Segundo a analista de política Débora Bergamasco, da CNN Brasil, a equipe de Flávio Bolsonaro avalia que o torneio esportivo, que ocorrerá entre junho e julho, representa uma janela de oportunidade crucial. A aposta é que, sem novos desdobramentos diretos do caso Master no curto prazo, a repercussão do episódio tenda a perder força em meio à efervescência do futebol, permitindo um ‘assentar da poeira’ política.

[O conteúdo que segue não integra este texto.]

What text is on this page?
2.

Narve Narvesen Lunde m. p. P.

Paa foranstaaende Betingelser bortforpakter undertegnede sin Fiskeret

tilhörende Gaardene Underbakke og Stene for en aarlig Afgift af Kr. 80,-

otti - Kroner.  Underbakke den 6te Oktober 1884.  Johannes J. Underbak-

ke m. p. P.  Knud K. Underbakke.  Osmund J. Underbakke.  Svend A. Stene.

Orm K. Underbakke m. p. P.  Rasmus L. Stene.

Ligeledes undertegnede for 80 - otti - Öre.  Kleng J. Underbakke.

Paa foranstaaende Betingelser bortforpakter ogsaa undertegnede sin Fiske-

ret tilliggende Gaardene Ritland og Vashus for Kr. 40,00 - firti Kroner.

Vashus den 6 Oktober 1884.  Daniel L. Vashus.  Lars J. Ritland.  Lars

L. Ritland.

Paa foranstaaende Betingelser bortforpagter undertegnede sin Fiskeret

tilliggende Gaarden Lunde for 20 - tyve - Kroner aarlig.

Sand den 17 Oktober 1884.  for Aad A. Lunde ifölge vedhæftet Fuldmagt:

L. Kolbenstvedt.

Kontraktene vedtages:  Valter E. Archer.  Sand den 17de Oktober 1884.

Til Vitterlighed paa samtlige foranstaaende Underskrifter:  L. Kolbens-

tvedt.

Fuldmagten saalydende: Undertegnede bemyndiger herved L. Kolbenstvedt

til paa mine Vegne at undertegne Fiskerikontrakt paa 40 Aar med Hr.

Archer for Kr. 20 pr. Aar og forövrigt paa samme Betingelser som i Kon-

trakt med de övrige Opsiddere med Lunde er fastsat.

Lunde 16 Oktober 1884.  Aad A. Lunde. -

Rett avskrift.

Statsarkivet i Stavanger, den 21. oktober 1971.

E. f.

Reforma da pré-campanha e tripla meta
Paralelamente à tentativa de usar o evento esportivo como uma cortina de fumaça, a pré-campanha de Flávio Bolsonaro passou por uma reformulação completa. Toda a equipe de marketing foi substituída, com a contratação de uma nova consultoria e novos profissionais de comunicação e assessoria de imprensa.
Para o período da Copa do Mundo, a equipe estabeleceu uma meta tríplice: superar definitivamente o impacto negativo do caso Master, consolidar o novo time de comunicação e intensificar a presença do senador em diferentes regiões do Brasil. A ideia central é que este seja o momento de recalibrar a máquina eleitoral.
‘Menos Brasília e mais Brasil’: a nova rota de Flávio
A nova estratégia de comunicação aponta para uma tática de aproximar Flávio Bolsonaro da população, distanciando-o, ao menos discursivamente, dos holofotes de Brasília. A proposta, segundo aliados, é fazer ‘menos Brasília e mais Brasil’, com agendas intensas pelo país.
Em viagens recentes ao Paraná e à Bahia, o pré-candidato teria conseguido reunir um número considerável de apoiadores. Contudo, essas mobilizações ainda se mostram em escala menor e com menos fôlego do que as observadas durante as campanhas de seu pai, o ex-presidente Jair Bolsonaro, que em 2022 obteve 58.206.354 votos válidos, representando 49.1% dos votos nacionais.
Nas redes sociais, a mudança de postura também é evidente. Os conteúdos produzidos para Flávio Bolsonaro adotaram um tom marcadamente mais emocional, buscando despertar sentimentos no público e criar uma narrativa de proximidade e empatia. Este novo caminho sinaliza uma tentativa de construir uma base de apoio mais orgânica e menos dependente do estilo confrontacional de seu pai.
O futuro político sob a sombra do Master
A aposta na Copa do Mundo e a reformulação da pré-campanha sublinham a fragilidade política de Flávio Bolsonaro diante de escândalos que o ligam a figuras controversas como Daniel Vorcaro e o Banco Master. A necessidade de uma estratégia tão elaborada para desviar o foco de investigações mostra o desafio de sustentar uma candidatura presidencial em um campo bolsonarista que busca se renovar, mas ainda carrega o peso de antigas acusações.